Automatic: trackPageViews

With SignalNextProvider, set trackPageViews={true} (default) to send a $pageview on every client-side route change:
<SignalNextProvider options={{ ... }} trackPageViews>
  {children}
</SignalNextProvider>
No extra code is required. The provider uses the App Router’s pathname and (optionally) search params.

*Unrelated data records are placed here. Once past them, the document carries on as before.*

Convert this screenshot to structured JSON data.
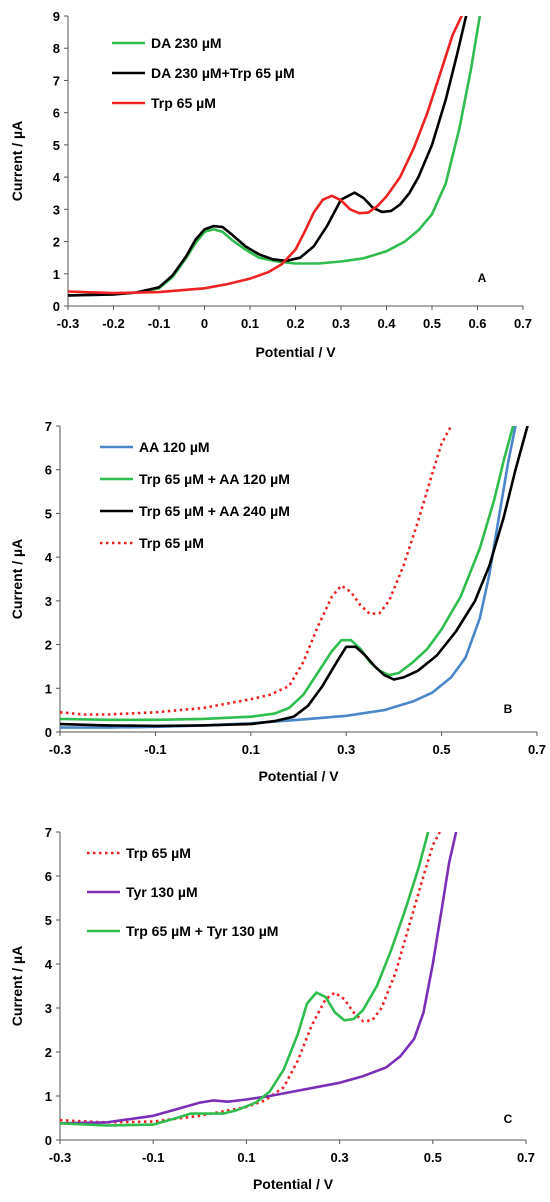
{
  "chart_data": [
    {
      "type": "line",
      "panel_label": "A",
      "xlabel": "Potential / V",
      "ylabel": "Current / µA",
      "xlim": [
        -0.3,
        0.7
      ],
      "ylim": [
        0,
        9
      ],
      "xticks": [
        "-0.3",
        "-0.2",
        "-0.1",
        "0",
        "0.1",
        "0.2",
        "0.3",
        "0.4",
        "0.5",
        "0.6",
        "0.7"
      ],
      "yticks": [
        "0",
        "1",
        "2",
        "3",
        "4",
        "5",
        "6",
        "7",
        "8",
        "9"
      ],
      "grid": false,
      "legend_position": "top-left",
      "series": [
        {
          "name": "DA 230 µM",
          "color": "#2ebd4e",
          "dash": false,
          "x": [
            -0.3,
            -0.2,
            -0.15,
            -0.1,
            -0.07,
            -0.04,
            -0.02,
            0.0,
            0.02,
            0.04,
            0.06,
            0.09,
            0.12,
            0.16,
            0.2,
            0.25,
            0.3,
            0.35,
            0.4,
            0.44,
            0.47,
            0.5,
            0.53,
            0.56,
            0.585,
            0.605
          ],
          "y": [
            0.33,
            0.36,
            0.42,
            0.55,
            0.9,
            1.5,
            1.95,
            2.3,
            2.38,
            2.3,
            2.05,
            1.75,
            1.5,
            1.38,
            1.32,
            1.32,
            1.38,
            1.48,
            1.7,
            2.0,
            2.35,
            2.85,
            3.8,
            5.5,
            7.3,
            9.0
          ]
        },
        {
          "name": "DA 230 µM+Trp 65 µM",
          "color": "#000000",
          "dash": false,
          "x": [
            -0.3,
            -0.2,
            -0.15,
            -0.1,
            -0.07,
            -0.04,
            -0.02,
            0.0,
            0.02,
            0.04,
            0.06,
            0.09,
            0.12,
            0.15,
            0.18,
            0.21,
            0.24,
            0.27,
            0.3,
            0.33,
            0.35,
            0.37,
            0.39,
            0.41,
            0.43,
            0.45,
            0.47,
            0.5,
            0.53,
            0.555,
            0.575
          ],
          "y": [
            0.33,
            0.36,
            0.42,
            0.58,
            0.95,
            1.55,
            2.05,
            2.38,
            2.48,
            2.45,
            2.22,
            1.85,
            1.6,
            1.45,
            1.4,
            1.5,
            1.85,
            2.5,
            3.3,
            3.52,
            3.35,
            3.05,
            2.92,
            2.95,
            3.15,
            3.5,
            4.0,
            5.0,
            6.4,
            7.8,
            9.0
          ]
        },
        {
          "name": "Trp 65 µM",
          "color": "#ee2222",
          "dash": false,
          "x": [
            -0.3,
            -0.2,
            -0.1,
            0.0,
            0.05,
            0.1,
            0.14,
            0.17,
            0.2,
            0.22,
            0.24,
            0.26,
            0.28,
            0.3,
            0.32,
            0.34,
            0.36,
            0.38,
            0.4,
            0.43,
            0.46,
            0.49,
            0.52,
            0.545,
            0.565
          ],
          "y": [
            0.45,
            0.4,
            0.43,
            0.55,
            0.68,
            0.85,
            1.05,
            1.3,
            1.75,
            2.3,
            2.9,
            3.3,
            3.42,
            3.28,
            3.0,
            2.88,
            2.9,
            3.1,
            3.4,
            4.0,
            4.9,
            6.0,
            7.3,
            8.4,
            9.0
          ]
        }
      ]
    },
    {
      "type": "line",
      "panel_label": "B",
      "xlabel": "Potential / V",
      "ylabel": "Current / µA",
      "xlim": [
        -0.3,
        0.7
      ],
      "ylim": [
        0,
        7
      ],
      "xticks": [
        "-0.3",
        "-0.1",
        "0.1",
        "0.3",
        "0.5",
        "0.7"
      ],
      "yticks": [
        "0",
        "1",
        "2",
        "3",
        "4",
        "5",
        "6",
        "7"
      ],
      "grid": false,
      "legend_position": "top-left",
      "series": [
        {
          "name": "AA 120 µM",
          "color": "#4a86c8",
          "dash": false,
          "x": [
            -0.3,
            -0.2,
            -0.1,
            0.0,
            0.1,
            0.2,
            0.3,
            0.38,
            0.44,
            0.48,
            0.52,
            0.55,
            0.58,
            0.6,
            0.62,
            0.64,
            0.655
          ],
          "y": [
            0.1,
            0.1,
            0.12,
            0.15,
            0.2,
            0.28,
            0.37,
            0.5,
            0.7,
            0.9,
            1.25,
            1.7,
            2.6,
            3.6,
            4.9,
            6.2,
            7.0
          ]
        },
        {
          "name": "Trp 65 µM + AA 120 µM",
          "color": "#2ebd4e",
          "dash": false,
          "x": [
            -0.3,
            -0.2,
            -0.1,
            0.0,
            0.1,
            0.15,
            0.18,
            0.21,
            0.24,
            0.27,
            0.29,
            0.31,
            0.33,
            0.35,
            0.37,
            0.39,
            0.41,
            0.44,
            0.47,
            0.5,
            0.54,
            0.58,
            0.61,
            0.63,
            0.65
          ],
          "y": [
            0.3,
            0.28,
            0.28,
            0.3,
            0.35,
            0.42,
            0.55,
            0.85,
            1.35,
            1.85,
            2.1,
            2.1,
            1.9,
            1.6,
            1.4,
            1.3,
            1.35,
            1.6,
            1.9,
            2.35,
            3.1,
            4.2,
            5.3,
            6.2,
            7.0
          ]
        },
        {
          "name": "Trp 65 µM + AA 240 µM",
          "color": "#000000",
          "dash": false,
          "x": [
            -0.3,
            -0.2,
            -0.1,
            0.0,
            0.1,
            0.15,
            0.19,
            0.22,
            0.25,
            0.28,
            0.3,
            0.32,
            0.34,
            0.36,
            0.38,
            0.4,
            0.42,
            0.45,
            0.49,
            0.53,
            0.57,
            0.6,
            0.63,
            0.655,
            0.68
          ],
          "y": [
            0.18,
            0.15,
            0.14,
            0.15,
            0.18,
            0.25,
            0.35,
            0.6,
            1.05,
            1.6,
            1.95,
            1.95,
            1.75,
            1.5,
            1.3,
            1.2,
            1.25,
            1.4,
            1.75,
            2.3,
            3.0,
            3.8,
            4.9,
            6.0,
            7.0
          ]
        },
        {
          "name": "Trp 65 µM",
          "color": "#ee2222",
          "dash": true,
          "x": [
            -0.3,
            -0.25,
            -0.2,
            -0.1,
            0.0,
            0.05,
            0.1,
            0.14,
            0.18,
            0.21,
            0.24,
            0.27,
            0.29,
            0.31,
            0.33,
            0.35,
            0.37,
            0.39,
            0.42,
            0.45,
            0.48,
            0.5,
            0.52
          ],
          "y": [
            0.45,
            0.4,
            0.4,
            0.45,
            0.55,
            0.65,
            0.75,
            0.85,
            1.05,
            1.6,
            2.4,
            3.1,
            3.35,
            3.2,
            2.9,
            2.7,
            2.72,
            3.0,
            3.8,
            4.8,
            5.9,
            6.6,
            7.0
          ]
        }
      ]
    },
    {
      "type": "line",
      "panel_label": "C",
      "xlabel": "Potential / V",
      "ylabel": "Current / µA",
      "xlim": [
        -0.3,
        0.7
      ],
      "ylim": [
        0,
        7
      ],
      "xticks": [
        "-0.3",
        "-0.1",
        "0.1",
        "0.3",
        "0.5",
        "0.7"
      ],
      "yticks": [
        "0",
        "1",
        "2",
        "3",
        "4",
        "5",
        "6",
        "7"
      ],
      "grid": false,
      "legend_position": "top-left",
      "series": [
        {
          "name": "Trp 65 µM",
          "color": "#ee2222",
          "dash": true,
          "x": [
            -0.3,
            -0.2,
            -0.1,
            0.0,
            0.05,
            0.1,
            0.14,
            0.18,
            0.21,
            0.24,
            0.27,
            0.29,
            0.31,
            0.33,
            0.35,
            0.37,
            0.39,
            0.42,
            0.45,
            0.48,
            0.5,
            0.515
          ],
          "y": [
            0.45,
            0.4,
            0.42,
            0.55,
            0.65,
            0.75,
            0.9,
            1.2,
            1.8,
            2.6,
            3.2,
            3.35,
            3.2,
            2.9,
            2.7,
            2.72,
            3.0,
            3.8,
            4.9,
            6.0,
            6.7,
            7.0
          ]
        },
        {
          "name": "Tyr 130 µM",
          "color": "#7b2fb8",
          "dash": false,
          "x": [
            -0.3,
            -0.2,
            -0.1,
            -0.05,
            0.0,
            0.03,
            0.06,
            0.1,
            0.15,
            0.2,
            0.25,
            0.3,
            0.35,
            0.4,
            0.43,
            0.46,
            0.48,
            0.5,
            0.52,
            0.535,
            0.55
          ],
          "y": [
            0.38,
            0.4,
            0.55,
            0.7,
            0.85,
            0.9,
            0.87,
            0.92,
            1.0,
            1.1,
            1.2,
            1.3,
            1.45,
            1.65,
            1.9,
            2.3,
            2.9,
            4.0,
            5.3,
            6.3,
            7.0
          ]
        },
        {
          "name": "Trp 65 µM + Tyr 130 µM",
          "color": "#2ebd4e",
          "dash": false,
          "x": [
            -0.3,
            -0.2,
            -0.1,
            -0.05,
            -0.02,
            0.02,
            0.05,
            0.08,
            0.12,
            0.15,
            0.18,
            0.21,
            0.23,
            0.25,
            0.27,
            0.29,
            0.31,
            0.33,
            0.35,
            0.38,
            0.41,
            0.44,
            0.47,
            0.49
          ],
          "y": [
            0.38,
            0.33,
            0.35,
            0.5,
            0.6,
            0.6,
            0.6,
            0.68,
            0.85,
            1.1,
            1.6,
            2.4,
            3.1,
            3.35,
            3.25,
            2.9,
            2.72,
            2.75,
            2.95,
            3.5,
            4.3,
            5.2,
            6.2,
            7.0
          ]
        }
      ]
    }
  ]
}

Optional: trackSearchParams

Set trackSearchParams={true} to include URL search params in page view events. This uses useSearchParams(), so the tracker must be inside a Suspense boundary. The provider handles this when trackSearchParams is true.
<SignalNextProvider options={{ ... }} trackPageViews trackSearchParams>
  {children}
</SignalNextProvider>

Manual: usePageView and usePageViewWithSearchParams

For more control, use the hooks re-exported from @signal-js/nextjs/client:
  • usePageView(options?) — Sends $pageview when the component mounts and when pathname changes. Options: trackSearchParams, additionalProperties.
  • usePageViewWithSearchParams(options?) — Same but always includes search params; must be used inside a Suspense boundary.
You can use these instead of (or in addition to) automatic tracking by rendering a component that calls the hook once in your layout. For named page views (e.g. $pageview_product), use useSignalCapture() and call capture('$pageview_product', { ... }) inside a useEffect when the route or context changes.